Kiichi Ohara may be just the right kind of character to help usher in this change. He had ambitions of becoming a farmer but has effectively been in the lab equipment business his whole life, since his father started O’hara & Co. fifty years ago. Among the 300-or-so labs the company collaborates with, O’hara is known for its whimsical new year’s cards where the staff of six pose and dress up in different themes. This small group are dedicated to the needs of their clients, often responding to call and emails at midnight. “Many researchers are nocturnal,” observes Ohara. “We don’t get a lot of sleep.”
The company has collaborated with Benucci for about four years, first creating a prototype in 2015. RIKEN, Japan’s national science institute, has patented the obox system, which will very shortly be available through O’hara’s catalog. “I’ve been thinking about making mouse training automatic since forever, and I finally got the opportunity to do it,” says Benucci. Ohara says he was at first skeptical of Benucci’s idea, because it was unknown whether mice could learn to self-direct in a behavioral task. But they went ahead and built the system, and the benefits in long-term data gathering and consistency are now clear, Ohara says. “Scientists develop everything from scratch — protocols, software, hardware and devices,” says Ohara. “It’s my mission to help them, and there’s not that many people who can respond to those needs.”

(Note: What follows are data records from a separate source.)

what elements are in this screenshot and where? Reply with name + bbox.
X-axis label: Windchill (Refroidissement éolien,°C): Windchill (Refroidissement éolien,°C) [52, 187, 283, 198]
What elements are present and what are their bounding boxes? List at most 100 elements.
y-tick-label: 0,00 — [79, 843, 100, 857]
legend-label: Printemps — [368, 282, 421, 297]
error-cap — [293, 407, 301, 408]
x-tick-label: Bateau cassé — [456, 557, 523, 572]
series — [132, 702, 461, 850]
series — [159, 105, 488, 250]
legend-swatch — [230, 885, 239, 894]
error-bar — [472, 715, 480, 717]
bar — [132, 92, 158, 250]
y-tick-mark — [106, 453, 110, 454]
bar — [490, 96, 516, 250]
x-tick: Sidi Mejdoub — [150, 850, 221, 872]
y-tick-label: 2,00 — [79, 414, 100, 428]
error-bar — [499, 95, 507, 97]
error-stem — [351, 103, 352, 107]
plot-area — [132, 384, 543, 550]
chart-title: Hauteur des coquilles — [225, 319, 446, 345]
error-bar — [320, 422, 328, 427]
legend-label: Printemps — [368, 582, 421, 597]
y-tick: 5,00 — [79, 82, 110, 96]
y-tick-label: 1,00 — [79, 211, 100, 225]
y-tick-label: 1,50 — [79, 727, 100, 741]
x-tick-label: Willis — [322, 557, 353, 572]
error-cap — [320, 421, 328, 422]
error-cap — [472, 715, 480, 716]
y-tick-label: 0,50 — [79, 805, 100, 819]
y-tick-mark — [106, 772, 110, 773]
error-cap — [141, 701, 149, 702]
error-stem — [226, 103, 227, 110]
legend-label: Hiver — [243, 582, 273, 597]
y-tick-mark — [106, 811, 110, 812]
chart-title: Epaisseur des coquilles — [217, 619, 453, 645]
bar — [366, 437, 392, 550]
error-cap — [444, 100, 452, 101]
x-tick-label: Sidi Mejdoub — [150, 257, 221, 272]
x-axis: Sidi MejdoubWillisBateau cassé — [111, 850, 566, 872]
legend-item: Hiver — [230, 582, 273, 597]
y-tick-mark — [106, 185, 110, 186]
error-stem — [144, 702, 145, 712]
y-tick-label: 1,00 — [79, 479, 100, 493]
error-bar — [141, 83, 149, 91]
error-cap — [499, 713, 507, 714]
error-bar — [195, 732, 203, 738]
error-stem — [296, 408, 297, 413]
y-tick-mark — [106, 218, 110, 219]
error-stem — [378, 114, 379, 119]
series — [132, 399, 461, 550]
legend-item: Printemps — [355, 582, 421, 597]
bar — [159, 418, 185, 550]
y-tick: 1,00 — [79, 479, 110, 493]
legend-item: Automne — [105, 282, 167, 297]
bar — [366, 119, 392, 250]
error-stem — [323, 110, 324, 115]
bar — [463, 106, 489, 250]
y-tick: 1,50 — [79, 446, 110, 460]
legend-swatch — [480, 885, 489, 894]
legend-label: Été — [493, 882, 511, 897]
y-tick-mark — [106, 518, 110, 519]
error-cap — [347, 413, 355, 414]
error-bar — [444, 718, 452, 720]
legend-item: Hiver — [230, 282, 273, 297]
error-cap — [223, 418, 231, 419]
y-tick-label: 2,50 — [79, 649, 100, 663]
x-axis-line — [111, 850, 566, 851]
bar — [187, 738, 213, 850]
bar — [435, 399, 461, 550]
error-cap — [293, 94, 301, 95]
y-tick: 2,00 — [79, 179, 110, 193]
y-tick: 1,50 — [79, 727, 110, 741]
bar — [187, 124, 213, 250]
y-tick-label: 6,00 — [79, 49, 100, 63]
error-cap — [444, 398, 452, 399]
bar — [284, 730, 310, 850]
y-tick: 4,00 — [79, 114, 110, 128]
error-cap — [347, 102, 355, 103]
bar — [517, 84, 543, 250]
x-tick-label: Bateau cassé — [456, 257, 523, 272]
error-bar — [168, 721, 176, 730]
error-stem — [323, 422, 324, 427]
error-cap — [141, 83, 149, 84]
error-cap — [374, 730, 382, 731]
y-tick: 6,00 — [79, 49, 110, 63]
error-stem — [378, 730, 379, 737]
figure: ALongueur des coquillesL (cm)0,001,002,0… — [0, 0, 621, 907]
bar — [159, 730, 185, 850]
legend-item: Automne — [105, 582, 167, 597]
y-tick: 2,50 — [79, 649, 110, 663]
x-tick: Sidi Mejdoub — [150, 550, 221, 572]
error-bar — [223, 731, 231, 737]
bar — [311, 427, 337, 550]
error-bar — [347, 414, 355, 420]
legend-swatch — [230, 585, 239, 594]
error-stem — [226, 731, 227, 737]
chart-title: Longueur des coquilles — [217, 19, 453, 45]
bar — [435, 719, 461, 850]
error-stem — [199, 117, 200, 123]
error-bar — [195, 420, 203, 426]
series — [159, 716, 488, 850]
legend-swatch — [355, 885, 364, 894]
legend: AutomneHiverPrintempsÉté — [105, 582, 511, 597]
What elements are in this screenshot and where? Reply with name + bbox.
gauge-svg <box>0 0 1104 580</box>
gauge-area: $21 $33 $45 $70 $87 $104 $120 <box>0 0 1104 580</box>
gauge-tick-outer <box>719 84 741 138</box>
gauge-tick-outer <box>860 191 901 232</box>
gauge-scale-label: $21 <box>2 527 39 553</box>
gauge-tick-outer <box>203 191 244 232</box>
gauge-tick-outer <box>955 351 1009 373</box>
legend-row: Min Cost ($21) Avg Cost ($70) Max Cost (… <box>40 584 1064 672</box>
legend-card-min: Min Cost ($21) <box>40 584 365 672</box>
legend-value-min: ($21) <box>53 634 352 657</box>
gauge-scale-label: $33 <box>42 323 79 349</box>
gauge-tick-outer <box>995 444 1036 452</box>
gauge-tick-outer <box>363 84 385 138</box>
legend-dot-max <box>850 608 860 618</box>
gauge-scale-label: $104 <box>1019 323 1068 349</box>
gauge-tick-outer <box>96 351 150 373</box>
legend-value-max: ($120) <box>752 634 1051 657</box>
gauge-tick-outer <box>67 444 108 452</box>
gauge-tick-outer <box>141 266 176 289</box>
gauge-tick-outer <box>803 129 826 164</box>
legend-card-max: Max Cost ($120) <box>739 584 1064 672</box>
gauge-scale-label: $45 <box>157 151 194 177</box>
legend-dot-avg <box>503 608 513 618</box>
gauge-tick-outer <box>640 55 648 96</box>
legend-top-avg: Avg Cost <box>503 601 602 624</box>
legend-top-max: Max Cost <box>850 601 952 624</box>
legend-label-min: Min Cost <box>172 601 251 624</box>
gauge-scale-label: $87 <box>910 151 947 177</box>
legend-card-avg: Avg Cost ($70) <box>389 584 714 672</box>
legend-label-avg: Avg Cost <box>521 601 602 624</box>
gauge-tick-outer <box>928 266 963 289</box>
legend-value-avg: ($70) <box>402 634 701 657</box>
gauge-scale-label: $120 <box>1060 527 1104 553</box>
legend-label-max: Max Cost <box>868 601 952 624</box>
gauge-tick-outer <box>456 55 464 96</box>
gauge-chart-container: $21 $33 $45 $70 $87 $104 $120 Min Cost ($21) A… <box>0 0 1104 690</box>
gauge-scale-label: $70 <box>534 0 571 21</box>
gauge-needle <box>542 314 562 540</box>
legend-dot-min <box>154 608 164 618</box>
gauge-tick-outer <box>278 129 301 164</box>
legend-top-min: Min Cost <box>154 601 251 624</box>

Benucci’s ultimate goal isn’t technology development, but probing the functions of the mouse brain he is interested in — like conceptual reasoning — required pushing the experimental envelope. The obox isn’t just for studying mouse behavior: because it is modular, a screen can be augmented with microscopes and lasers to do brain recordings or optogenetics, the manipulation of genetically tagged neurons with bursts of light. “The expert mice can be placed in virtually any physiology system without a drop in their performance, says Benucci. “Nobody would be interested in this setup if trained mice behaved differently during neural recordings, which may happen if you train mice in one context but then record in another.” Systems like the obox are — to mix metaphors — upping the horsepower and reducing the noise in brain science, at a juncture when the field is finally going ‘big’ in terms of data, collaborations, and computational power.